Kara Harp Okulu darbe girişimi davası
FETÖ'nün darbe girişimine katıldıkları iddiasıyla 156'sı Kara Harp Okulu kursiyeri, 8'i rütbeli 164 sanığın yargılandığı davada sanıklar ve avukatları, savcının esasa ilişkin mütalaasına karşı savunma yaptı
Fetullahçı Terör Örgütü'nün (FETÖ) 15 Temmuz 2016'daki darbe girişimi sırasında Kara Harp Okulunda yaşanan eylemlere ilişkin 156'sı kursiyer, 8'i rütbeli 164 kişinin yargılanmasına devam edildi.
Ankara 17. Ağır Ceza Mahkemesince, Sincan Ceza İnfaz Kurumları Kampüsü'ndeki salonunda görülen duruşmada, sanıklar ve avukatları, cumhuriyet savcısının esasa ilişkin mütalaasına karşı savunma yaptı.
Duruşmanın öğleden sonraki bölümünde hakim karşısına çıkan tutuklu sanık sözleşmeli subay adayı Arif Hadi Canlı, olay gecesi alarm verilmesi üzerine tüfeğini alarak içtima alanına gittiğini söyledi.
Daha sonra "güvenli bölgeye gidilecek" denilerek helikopterlere bindirildiklerini belirten Canlı, kısa bir zaman sonra Genelkurmay Başkanlığı karargahına iniş yaptıklarını kaydetti.
Çatışmaların yaşanması üzerine arkadaşlarıyla karargahın bodrum katına indiklerini, polise teslim olana kadar burada beklediklerini öne süren Canlı, darbe girişiminde yer almadığını iddia etti.
ByLock kullandığına ilişkin dava dosyasında yer alan tespit ve yazışmaları kabul etmeyen Canlı, söz konusu programı cezaevindeyken duyduğunu öne sürdü.
"Mor beyin savunması"
Benzer bir savunma yapan tutuklu sanık Engin Ümüştü de örgütün kriptolu haberleşme programını kullandığına ilişkin dava dosyasında yer alan bilgilerin gerçeği yansıtmadığını iddia etti.
"Mor beyin" uygulaması ile bazı kullanıcıların istekleri dışında ByLock servis sağlayıcılarına yönlendirildiğini ifade eden Ümüştü, "Bu şekilde 11 bin 400 kişinin yönlendirildiği tespit edildi. Benim telefonumun da bu şekilde yönlendirilmiş olabileceğini düşünüyorum." ifadelerini kullandı.

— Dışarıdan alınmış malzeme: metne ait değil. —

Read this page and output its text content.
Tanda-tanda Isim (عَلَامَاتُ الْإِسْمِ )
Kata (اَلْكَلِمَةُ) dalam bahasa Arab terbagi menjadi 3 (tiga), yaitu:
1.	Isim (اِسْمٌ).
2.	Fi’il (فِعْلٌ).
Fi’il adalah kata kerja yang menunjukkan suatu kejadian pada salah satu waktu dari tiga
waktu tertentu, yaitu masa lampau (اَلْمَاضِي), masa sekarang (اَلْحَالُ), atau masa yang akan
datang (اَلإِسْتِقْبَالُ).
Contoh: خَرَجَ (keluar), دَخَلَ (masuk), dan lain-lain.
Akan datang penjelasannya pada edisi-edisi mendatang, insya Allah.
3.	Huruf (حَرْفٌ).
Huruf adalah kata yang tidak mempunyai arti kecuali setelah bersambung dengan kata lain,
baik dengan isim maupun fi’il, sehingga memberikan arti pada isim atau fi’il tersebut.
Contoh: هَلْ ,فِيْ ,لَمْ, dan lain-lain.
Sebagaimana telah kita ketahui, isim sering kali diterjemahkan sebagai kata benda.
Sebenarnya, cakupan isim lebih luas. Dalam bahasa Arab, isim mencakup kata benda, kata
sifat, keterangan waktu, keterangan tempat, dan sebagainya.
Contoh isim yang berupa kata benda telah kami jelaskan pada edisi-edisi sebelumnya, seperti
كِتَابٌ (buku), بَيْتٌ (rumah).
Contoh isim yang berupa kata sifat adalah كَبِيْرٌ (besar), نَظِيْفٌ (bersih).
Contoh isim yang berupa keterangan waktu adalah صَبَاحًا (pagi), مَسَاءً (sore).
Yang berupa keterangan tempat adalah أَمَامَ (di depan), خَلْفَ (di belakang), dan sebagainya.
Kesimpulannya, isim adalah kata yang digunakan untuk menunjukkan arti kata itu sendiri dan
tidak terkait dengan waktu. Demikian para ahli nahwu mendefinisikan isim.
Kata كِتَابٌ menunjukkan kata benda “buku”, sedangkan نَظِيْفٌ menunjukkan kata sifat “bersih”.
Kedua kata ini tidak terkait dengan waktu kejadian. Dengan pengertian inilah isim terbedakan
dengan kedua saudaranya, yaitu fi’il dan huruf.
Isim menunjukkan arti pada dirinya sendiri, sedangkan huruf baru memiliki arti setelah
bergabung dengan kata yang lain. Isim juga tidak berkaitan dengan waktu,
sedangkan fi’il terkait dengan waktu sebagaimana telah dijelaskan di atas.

Kendisine ait olduğu iddia edilen ByLock bilgilerinde yazışma ve görüşme içeriklerinin tespit edilemediğini ileri süren Ümüştü, suçsuz olduğunu belirterek beraatini talep etti.
Tutuklu sanık Engin Kaplan da emir komuta zinciri içinde hareket ettiğini, kanunsuz bir eylemde bulunmadığını savundu.
Kara Harp Okulunda bulundukları sırada silah seslerinin geldiğini, bunun üzerine rütbelilerin kendilerini yemekhaneye götürdüklerini anlatan Kaplan, daha sonra emir üzerine tören alanında toplandıklarını ifade etti.
Okulunun saldırıya uğrayabileceği gerekçesiyle kursiyerlerin daha güvenli bir yere götürüleceğinin söylendiğini aktaran Kaplan, bir zaman sonra helikoptere bindirdiklerini kaydetti.
Nereye götürülecekleri konusunda kendilerine bilgilendirme yapılmadığını savunan Kaplan, kısa bir yolculuktan sonra Genelkurmay Başkanlığı Karargahına getirildiklerini belirtti.
Burada kaldığı süre boyunca kimseye ateş etmediğini iddia eden Kaplan, sabah saatlerinde polise sığındığını ileri sürdü.
Duruşmaya, tutuklu sanıklar Engin Dağcı, Engin Taşçı, Eyüp Akdemir ve Harun Zengin'in de savunmasının ardından yarın devam edilmek üzere ara verildi.